METHODS: Four hundred fortyeight patients have been hospitalized in our department from 1st January to 31st December 2008. Of these 241 underwent surgery with traditional open or closed technique and 207 with the SH technique according to Longo. This retrospective study includes only patients with symptomatic hemorrhoids at III or IV stage.
RESULTS: There were no differences between CH and SH about both pre and post surgery hospitalization and intraoperative length. Pain is the most frequently observed early complication with a statistically significant difference in favour of SH. We obtain good results in CH group using anoderma sparing and perianal anaesthetic infiltration at the end of the surgery. In all cases, pain relief was obtained only with standard analgesic drugs (NSAIDs). We also observed that pain level influences the outcome after surgical treatment. No chronic pain cases were observed in both groups. Bleeding is another relevant early complication in particular after SH: we reported 2 cases of immediate surgical reintenvention and 2 cases treated with blood transfusion. Only in SH group we report also 5 cases of thrombosis of external haemorrhoids and 7 perianal hematoma both solved with medical therapy. There were no statistical significant differences between two groups about fever, incontinence to flatus, urinary retention, fecal incontinence, substenosis and anal burning. No cases of anal stenosis were observed. About late complications, most frequently observed were rectal prolapse and hemorrhoidal recurrence, especially after SH.

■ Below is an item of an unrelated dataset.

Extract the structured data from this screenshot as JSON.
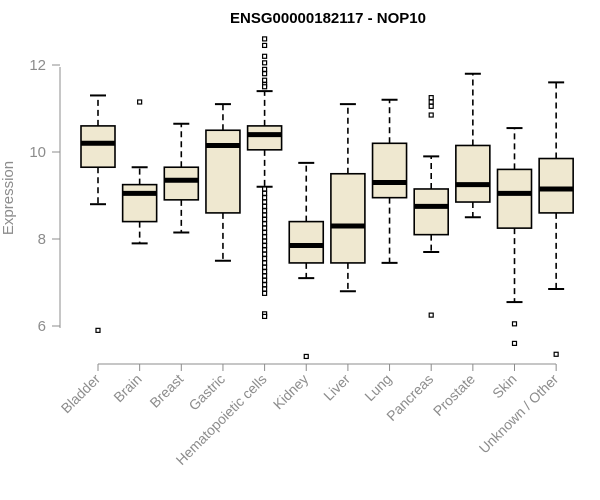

DISCUSSION AND CONCLUSION: Our experience confirms the validity of both CH and SH. Failure may be related to wrong surgical indication or technical execution. Certainly CH procedure is more invasive and slightly more painfull in immediate postoperative period than SH surgery, which is slightly more expensive and has more complications. In our opinion the high risk of possible early and immediate complications after surgery requires at least a 24 hours hospitalization length. SH is the gold standard for III grade haemorrhoids with mucous prolapse while CH is suggested in IV grade cases. Hemorrhoidal arterial ligation operation (HALO) technique in III and IV degree needs further validations.